Alicia: Yeah, and for some reason I always pictured closer to the house, but this makes much more sense, lol. Again, we lose some of that Jamie wit and charm that’s in the books vs. the show, esp. the moments with the younger boys. I think I finally have to separate them fully: there’s book Jamie and show Jamie. Not in a bad way but book Jamie is a lot more witty and playful, show Jamie is a lot more serious and sensual.
Erica: Well some of that has to do with needing to be really efficient in TV. Again, Ron Moore originally wanted to spread Voyager over two seasons so we’ll get fewer scenes that show sides of his personality. Hopefully Sam can find ways to inject this, but these aren’t the episodes to do it.

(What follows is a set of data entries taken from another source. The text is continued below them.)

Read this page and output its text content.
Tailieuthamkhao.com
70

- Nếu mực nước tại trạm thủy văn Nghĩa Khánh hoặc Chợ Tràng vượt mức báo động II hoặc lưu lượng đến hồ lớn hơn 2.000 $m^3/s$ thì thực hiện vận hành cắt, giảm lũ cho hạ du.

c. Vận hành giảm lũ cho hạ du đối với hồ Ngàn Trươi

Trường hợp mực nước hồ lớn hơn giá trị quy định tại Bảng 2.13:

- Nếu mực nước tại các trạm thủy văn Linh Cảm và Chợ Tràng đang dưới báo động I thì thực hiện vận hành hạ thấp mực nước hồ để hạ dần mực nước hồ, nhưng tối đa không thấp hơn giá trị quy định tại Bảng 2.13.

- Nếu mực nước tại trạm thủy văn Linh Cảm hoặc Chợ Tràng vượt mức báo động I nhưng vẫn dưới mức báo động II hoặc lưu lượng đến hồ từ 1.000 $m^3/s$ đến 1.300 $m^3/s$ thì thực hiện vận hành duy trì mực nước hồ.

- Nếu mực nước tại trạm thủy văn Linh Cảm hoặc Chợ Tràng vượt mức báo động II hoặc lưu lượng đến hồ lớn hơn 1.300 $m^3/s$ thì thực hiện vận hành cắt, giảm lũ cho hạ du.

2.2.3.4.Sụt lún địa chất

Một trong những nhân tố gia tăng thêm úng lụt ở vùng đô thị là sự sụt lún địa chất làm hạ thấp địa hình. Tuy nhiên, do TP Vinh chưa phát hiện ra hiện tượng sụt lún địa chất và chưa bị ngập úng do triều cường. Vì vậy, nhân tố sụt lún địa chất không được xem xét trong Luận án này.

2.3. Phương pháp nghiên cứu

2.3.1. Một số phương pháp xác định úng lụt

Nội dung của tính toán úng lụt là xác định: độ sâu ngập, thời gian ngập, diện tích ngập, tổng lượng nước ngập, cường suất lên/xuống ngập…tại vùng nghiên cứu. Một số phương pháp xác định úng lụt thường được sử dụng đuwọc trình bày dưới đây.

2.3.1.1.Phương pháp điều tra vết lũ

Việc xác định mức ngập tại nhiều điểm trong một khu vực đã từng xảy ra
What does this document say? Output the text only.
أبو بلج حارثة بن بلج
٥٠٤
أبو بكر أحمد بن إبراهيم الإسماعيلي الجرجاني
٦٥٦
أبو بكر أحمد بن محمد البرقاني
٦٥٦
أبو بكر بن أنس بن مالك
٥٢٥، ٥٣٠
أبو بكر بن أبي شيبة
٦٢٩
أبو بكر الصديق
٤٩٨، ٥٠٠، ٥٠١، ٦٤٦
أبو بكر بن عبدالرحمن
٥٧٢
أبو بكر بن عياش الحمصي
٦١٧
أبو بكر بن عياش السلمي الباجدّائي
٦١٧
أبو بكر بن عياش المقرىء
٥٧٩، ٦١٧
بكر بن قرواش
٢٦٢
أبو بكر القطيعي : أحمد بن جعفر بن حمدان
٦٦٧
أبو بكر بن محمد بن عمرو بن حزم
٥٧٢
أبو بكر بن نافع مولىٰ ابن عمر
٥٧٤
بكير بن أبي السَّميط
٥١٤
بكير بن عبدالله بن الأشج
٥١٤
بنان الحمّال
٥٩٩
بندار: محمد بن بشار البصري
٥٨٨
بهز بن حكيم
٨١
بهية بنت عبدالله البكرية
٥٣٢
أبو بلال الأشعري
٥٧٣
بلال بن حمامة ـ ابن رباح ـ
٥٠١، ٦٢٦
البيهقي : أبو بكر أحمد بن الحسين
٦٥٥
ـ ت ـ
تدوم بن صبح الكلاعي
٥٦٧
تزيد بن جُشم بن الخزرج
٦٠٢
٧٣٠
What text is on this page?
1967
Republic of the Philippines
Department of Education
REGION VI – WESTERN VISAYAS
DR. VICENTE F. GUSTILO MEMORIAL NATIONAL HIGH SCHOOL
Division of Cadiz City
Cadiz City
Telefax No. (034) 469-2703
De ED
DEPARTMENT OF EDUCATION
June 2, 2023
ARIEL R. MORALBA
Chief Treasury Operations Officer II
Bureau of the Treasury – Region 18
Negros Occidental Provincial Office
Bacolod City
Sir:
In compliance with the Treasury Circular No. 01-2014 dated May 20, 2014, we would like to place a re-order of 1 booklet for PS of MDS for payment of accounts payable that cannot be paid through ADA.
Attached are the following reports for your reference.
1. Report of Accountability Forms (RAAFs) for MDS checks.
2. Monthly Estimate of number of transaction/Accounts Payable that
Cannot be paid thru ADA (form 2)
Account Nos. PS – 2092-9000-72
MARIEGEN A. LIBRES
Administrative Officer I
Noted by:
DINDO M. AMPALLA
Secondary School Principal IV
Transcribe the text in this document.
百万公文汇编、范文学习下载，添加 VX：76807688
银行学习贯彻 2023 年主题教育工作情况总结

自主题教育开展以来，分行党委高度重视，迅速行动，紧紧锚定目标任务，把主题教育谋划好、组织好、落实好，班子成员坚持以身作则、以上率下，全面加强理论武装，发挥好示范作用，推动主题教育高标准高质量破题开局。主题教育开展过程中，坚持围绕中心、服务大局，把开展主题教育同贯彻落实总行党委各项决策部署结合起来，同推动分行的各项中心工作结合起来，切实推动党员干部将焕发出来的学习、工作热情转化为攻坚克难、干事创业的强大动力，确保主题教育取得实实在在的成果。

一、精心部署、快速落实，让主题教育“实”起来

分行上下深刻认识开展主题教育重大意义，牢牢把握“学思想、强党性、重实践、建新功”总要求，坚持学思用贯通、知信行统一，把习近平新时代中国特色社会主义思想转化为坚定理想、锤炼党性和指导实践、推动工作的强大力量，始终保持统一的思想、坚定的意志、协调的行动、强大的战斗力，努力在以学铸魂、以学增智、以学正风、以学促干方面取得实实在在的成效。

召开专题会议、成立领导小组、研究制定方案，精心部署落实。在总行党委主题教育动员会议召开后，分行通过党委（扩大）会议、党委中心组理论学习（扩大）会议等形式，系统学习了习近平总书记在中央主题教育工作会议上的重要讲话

Alicia: Also, interesting the way they are doing the storytelling. Instead of it all being Claire relating it to Roger and Bree, in flashbacks. Even some of Jamie’s story (though pretty close to the book) was told as it was related to Claire, Bree and Roger – like Fiona telling them the story of what happened to the Dunbonnet and him going to prison. I don’t dislike any of the changes, it’s kind of interesting to see it rather than just “hear” about it.
Erica: Yep. I think that goes back to being more economical on what they show. However, they also snuck in Jenny’s goal of match-making Jamie which means, (groan!) Laoghaire is on her way. I know they tried to give her a redemption arc last season so let’s see if they can pull this off. I think most will want to gouge her eyes out regardless…
Alicia: Blech Laoghaire. Blech, blech, blech. Not even that woman at the estate he winds up at makes me see red as much as Laoghaire. It’s his one unforgivable sin as far as I’m concerned. Seriously any argument I had with Jamie would end with “Well at least I didn’t sleep with Laoghaire!” Grrrrrr…
Erica: And now we’ll finally get to meet John Grey!!!
Alicia: YAY! Seriously, he is my second fave in the books behind Jamie. I love John Grey. Love, love, love, love, love him. No pressure David Berry 😉
—–END OF BOOK READER DISCUSSION ——————————————————
Here’s what’s up for next week’s episode titled “All Debts Paid”:
In prison, Jamie discovers that an old foe has become the warden – and now has the power to make his life a living hell. Over the years, Claire and Frank both put their best foot forward to share a harmonious marriage, but an uninvited guest shatters this illusion, bringing their differences to light.